BEIJING (Reuters) – China will cut import tariffs for all types of coal to zero from May 1, 2022, until March 31, 2023, the finance ministry said on Thursday, as Beijing strives to ensure energy security amid soaring global prices and supply disruption concerns.

Top Chinese officials, including President Xi Jinping, have repeatedly addressed the vital role of coal in China’s energy mix despite climate pledges to gradually reduce coal use and to bring the country’s carbon emissions to a peak by 2030.

Import tariffs for anthracite and coking coal, mainly used in steelmaking, will be cut to zero from the current 3%, and rates for other kinds of coal will be down from 3-6%.

China imported 323.33 million tonnes of coal in 2021, about 8% of its total coal consumption.

However, the removal of coal import tariffs is seen having little impact on China’s coal purchases in 2022, as domestic output holds at record levels while sea-borne prices have surged to historically highs. Some traders said the move could benefit its imports from Russia.

Australian thermal coal futures linked to benchmark Newcastle prices are hovering around $326 a tonne after touching as high as $440 a tonne in early March.

China’s spot coal prices are around 1,200 yuan ($181.61) a tonne, with term-contract prices capped by the government at 770 yuan.

“The tariff cuts will make no difference to Indonesian coal imports, as the tariff rates have been at zero, and no impacts on Australian coal due to imports ban,” said a Beijing-based coal trader.
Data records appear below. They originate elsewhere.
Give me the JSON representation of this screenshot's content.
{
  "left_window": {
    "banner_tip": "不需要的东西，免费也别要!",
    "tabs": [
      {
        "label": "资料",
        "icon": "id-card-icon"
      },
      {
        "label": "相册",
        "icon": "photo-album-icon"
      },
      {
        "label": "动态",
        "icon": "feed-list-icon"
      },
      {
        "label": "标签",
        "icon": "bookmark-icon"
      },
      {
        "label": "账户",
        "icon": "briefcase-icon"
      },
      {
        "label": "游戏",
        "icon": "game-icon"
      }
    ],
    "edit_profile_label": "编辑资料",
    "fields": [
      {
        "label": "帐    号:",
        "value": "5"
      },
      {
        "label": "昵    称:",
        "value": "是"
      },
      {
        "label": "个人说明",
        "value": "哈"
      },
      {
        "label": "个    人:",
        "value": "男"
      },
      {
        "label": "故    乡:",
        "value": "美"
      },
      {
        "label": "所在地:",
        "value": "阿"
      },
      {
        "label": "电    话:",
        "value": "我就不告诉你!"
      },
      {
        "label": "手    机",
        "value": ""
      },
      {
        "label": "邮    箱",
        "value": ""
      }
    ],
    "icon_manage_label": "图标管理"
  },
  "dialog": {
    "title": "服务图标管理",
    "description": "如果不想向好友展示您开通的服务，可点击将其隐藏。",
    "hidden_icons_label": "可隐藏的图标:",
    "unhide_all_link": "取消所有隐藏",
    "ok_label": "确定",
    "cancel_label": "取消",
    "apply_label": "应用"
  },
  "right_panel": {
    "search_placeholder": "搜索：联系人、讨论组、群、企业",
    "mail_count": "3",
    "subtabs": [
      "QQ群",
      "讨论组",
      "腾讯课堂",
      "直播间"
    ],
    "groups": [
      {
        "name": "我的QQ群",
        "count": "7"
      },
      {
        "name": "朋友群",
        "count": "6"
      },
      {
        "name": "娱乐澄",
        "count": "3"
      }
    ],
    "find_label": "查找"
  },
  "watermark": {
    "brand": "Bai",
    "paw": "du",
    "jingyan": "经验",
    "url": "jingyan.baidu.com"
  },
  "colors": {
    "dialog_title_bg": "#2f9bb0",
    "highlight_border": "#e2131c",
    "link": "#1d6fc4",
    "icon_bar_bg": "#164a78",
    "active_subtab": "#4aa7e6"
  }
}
“Then we can only make a guess that it will benefit coal imports from Russia, which is at 6% for thermal coal.”

China’s imports of Russian coal fell 30% in March from a year earlier but some Chinese traders in recent weeks have begun asking for cheap Russian cargoes following a planned embargo from the European Union.

“The problem for China at this moment is not about supply, but the weak demand,” said another coal trader in China.